The minds of slaves

In Uncle Tom's Cabin by Harriet Beecher Stowe, the prevalence of slavery appears throughout the South in a variety of ethics. Stowe uses these different ethics to reveal the conflicting views of slavery in 19th century America. Some show slavery as beneficial to slaves, while others, as detrimental. In establishing these opposing views, Stowe shows not only the physical burden that slaves bear, but also the psychological decline of slaves. By showing the mental effects of slavery, Stowe shows that the negative consequences of slavery are mainly due to masters' manipulation of slaves' minds rather than physical abuse.

Sambo and Quimbo are two such slaves who become victims of the mental aspects of slavery. Rather than being physically abused, Sambo and Quimbo are actually very close to their master Legree, who convinces them that he is more trustworthy than his other slaves. By ranking Sambo and Quimbo higher than the other slaves on his plantation, Legree successfully alters their thoughts to turn them against the other slaves, as seen when they willingly beat Tom under Legree's orders. On the other hand, if Sambo and Quimbo had been physically abused, Legree would not have convinced them to turn against slaves, such as Tom, so easily. By displaying Sambo and Quimbo as traitors to their fellow slaves, Stowe successfully shows the effectiveness of Legree's control of his slaves' minds over his option of physical abuse.
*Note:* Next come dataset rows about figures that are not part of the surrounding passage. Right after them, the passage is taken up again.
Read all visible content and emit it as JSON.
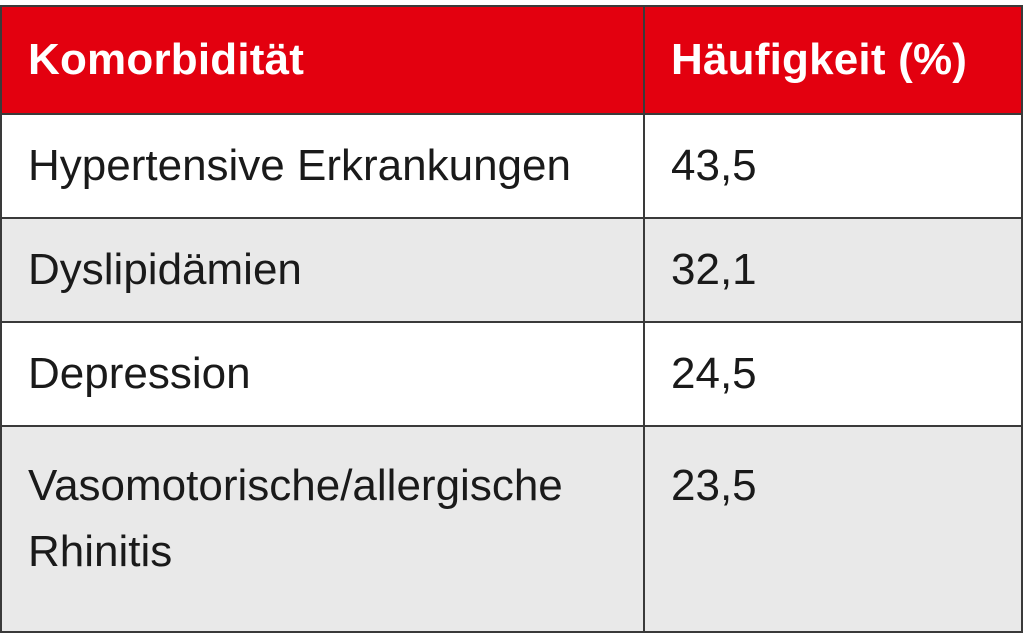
{
  "table": {
    "headers": [
      "Komorbidität",
      "Häufigkeit (%)"
    ],
    "rows": [
      {
        "condition": "Hypertensive Erkrankungen",
        "frequency": "43,5"
      },
      {
        "condition": "Dyslipidämien",
        "frequency": "32,1"
      },
      {
        "condition": "Depression",
        "frequency": "24,5"
      },
      {
        "condition": "Vasomotorische/allergische Rhinitis",
        "frequency": "23,5"
      }
    ]
  },
  "colors": {
    "header_background": "#e3000f",
    "header_text": "#ffffff",
    "stripe": "#e9e9e9",
    "border": "#3a3a3a"
  }
}
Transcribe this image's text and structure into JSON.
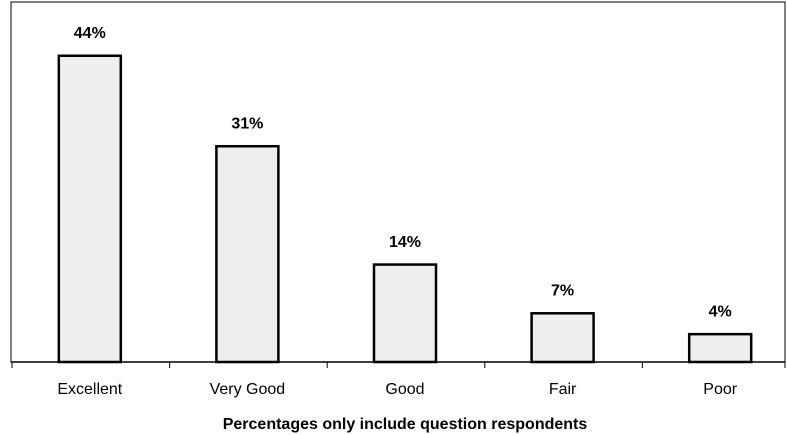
{
  "chart_data": {
    "type": "bar",
    "x_label": "Percentages only include question respondents",
    "categories": [
      "Excellent",
      "Very Good",
      "Good",
      "Fair",
      "Poor"
    ],
    "values": [
      44,
      31,
      14,
      7,
      4
    ],
    "value_labels": [
      "44%",
      "31%",
      "14%",
      "7%",
      "4%"
    ],
    "color": "#eeeeee",
    "ylim": [
      0,
      50
    ]
  }
}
Cassy's experiences with her masters also show the effectiveness of mental control over physical punishment. After having her children sold off to other masters, Cassy is unable to care for her newborn child since her mind is flooded with thoughts of the separation from her children. At this point, her previous master's actions to separate them have "made up [her] mind" (417) to kill her newborn. By admitting that she made up her mind, Cassy actually succumbs to the mental consequences of slavery and, like Sambo and Quimbo, Cassy betrays another slave, her child in this case, as a psychological victim of slavery. Once again, Stowe shows power of the manipulation of slaves' minds over beating slaves.

Lastly, Tom is the most strongly affected victim of mental manipulation. Unlike Sambo, Quimbo, and Cassy, Tom remains faithful to God and does not go against other slaves. Instead, Legree's rejection of Tom's principles eventually causes Tom's psychological downfall. His faith in God with his earlier kind masters, such as Shelby and St. Clare, hid him from the misery of having a cruel master, making him unprepared for his future master, Legree. When Tom is suddenly sold to a cruel master, he is still faithful to God and believes that he should not resist and flee for his own well-being, leading to his death. His refusal to protect himself is a result of the mental effects of his kind masters, under whom he never needed to protect himself. Stowe shows that by allowing Tom to believe in human kindness in his mind, Shelby and St. Clare put Tom in his inevitable death under a merciless master.

Stowe uses the manipulation of the slave mind to show that masters have so much power that they can even control the thoughts of slaves to their advantage. This will eventually turn into strong racism between whites and blacks. Racism in American society over the next century after the publication of Uncle Tom's Cabin becomes an even greater power struggle, as whites try to keep control over blacks while blacks try to free themselves of white supremacy. Thus, Stowe is warning the reader that an attempt of one race to control another race will only intensify conflicts in the future.